DEXTER, Mich. - With the number of cell phones in use worldwide hitting 2.5 billion and rising, recycled phones are playing a growing role in the spread of wireless communications across the developing world, where land lines can be costly or unavailable.
While most used phones in this country still land in a drawer or the trash, a rising number are finding their way to places like Bolivia, Jamaica, Kenya, Ukraine or Yemen, with more than half of them coming from a company named ReCellular.
Based in small-town Michigan, ReCellular gets 75,000 used phones a week — most collected in charity fundraisers — and refurbishes more than half of them for sale around the world. The remainder are salvaged for parts and reusable raw materials.
ReCellular executives say they are doing well for themselves as well as for the March of Dimes and other national charities, which collect used phones to raise money by selling them to ReCellular.
‘‘The fact that you can combine a business — a profitable business — with a useful service and a charitable good is a win, win, win,’’ said ReCellular Vice President Mike Newman, 32. Charles Newman, Mike’s father, founded the company in 1991.
That year, there were about 16 million cellular subscribers worldwide, according to the International Telecommunication Union. By 2005, that number had grown to 2.14 billion, outstripping the world’s 1.26 billion land lines, the group said.
Wireless use is nearing ubiquity in the United States, Europe and several Asian nations, so the next phase of rapid growth is expected from emerging markets. In Africa, the number of cell phone subscribers rose 20-fold over five years, from 3.58 million in 2000 to 76 million in 2005, the ITU says.
When ReCellular opened for business 15 years ago, it handled 300 to 400 cell phones a month.
‘‘If we’re not doing that many in a few minutes (now), we’re having a bad day,’’ Mike Newman said.
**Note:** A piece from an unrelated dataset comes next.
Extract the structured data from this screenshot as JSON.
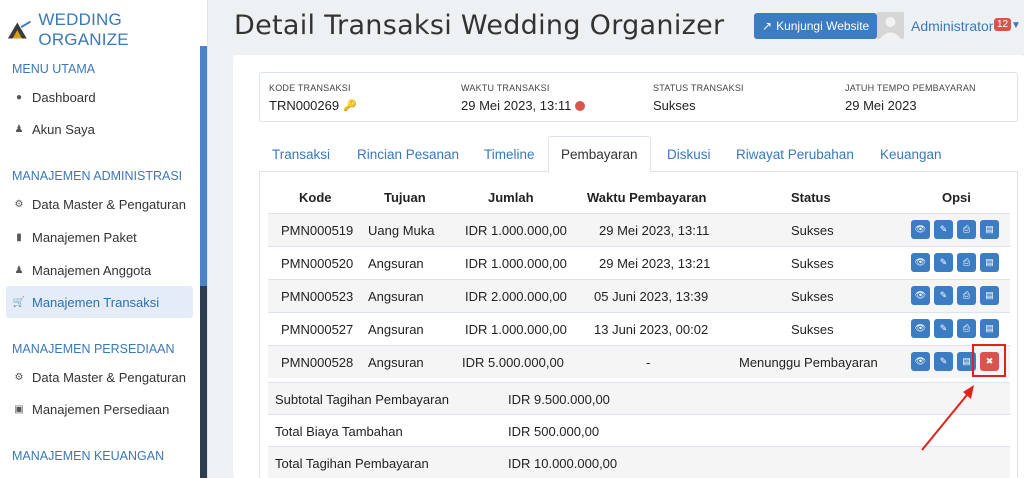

With Americans trading in their phones for fancier models every 18 months on average, the supply of used but perfectly functional phones is enormous, Newman said. Millions, however, end up sitting in drawers or closets because people don’t know what to do with them, he said.
‘‘Most people would be glad to donate them if they knew they could,’’ he said.
Manufacturers are increasingly aware of the need to take responsibility for the growing mass of old electronic items, said Peter R. Muscanelli, president of the International Association of Electronics Recyclers. Mandatory electronics recycling laws in California and elsewhere also drive the business.
ReCellular processes about 53 percent of the used cell phones resold in the U.S., said Michael Blumberg, president of D.F. Blumberg Associates, a consulting firm in Willow Grove, Pa.
Other major players include RMS Communications in Ocala, Fla., and PaceButler Corp. in Edmond, Okla.
ReCellular outgrew its home in Ann Arbor in 2003 and moved to an industrial park in nearby Dexter. The village of 1,700 is 40 miles west of Detroit.
The company has a work force of 250, about 200 of them local. The privately held company’s revenue, about $40 million last year, is shooting higher as well, Newman said.
‘‘We’re on track to jump 67 percent this year,’’ said Newman.
ReCellular’s loading dock gets a flood of phones. Some come in individual mailers that charities give out. Others come from collection bins at electronics chains and wireless stores, including Sprint, Verizon Wireless and T-Mobile locations.
The charities get $2 to $10 per donated phone, Newman said.
ReCellular handles about 500 phone models. About 60 percent of the phones that come in are reusable. The rest are used for parts or sold as scrap.
‘‘We squeeze out as much value as possible,’’ Newman said.
The refurbished phones sell wholesale for about $17 to $18. Retailers sell them for $40 or less, he said.
Newman said 55 percent to 60 percent of the refurbished phones it sells to wholesalers end up in the hands of consumers outside the U.S.
Refurbished cell phones are opening doors to wireless communication in much of the developing world, where a new cell phone might otherwise be prohibitively expensive, Blumberg said.
Today, about 80 percent of the globe’s 6.5 billion people live in an area with cell phone reception, according to Newman and Blumberg.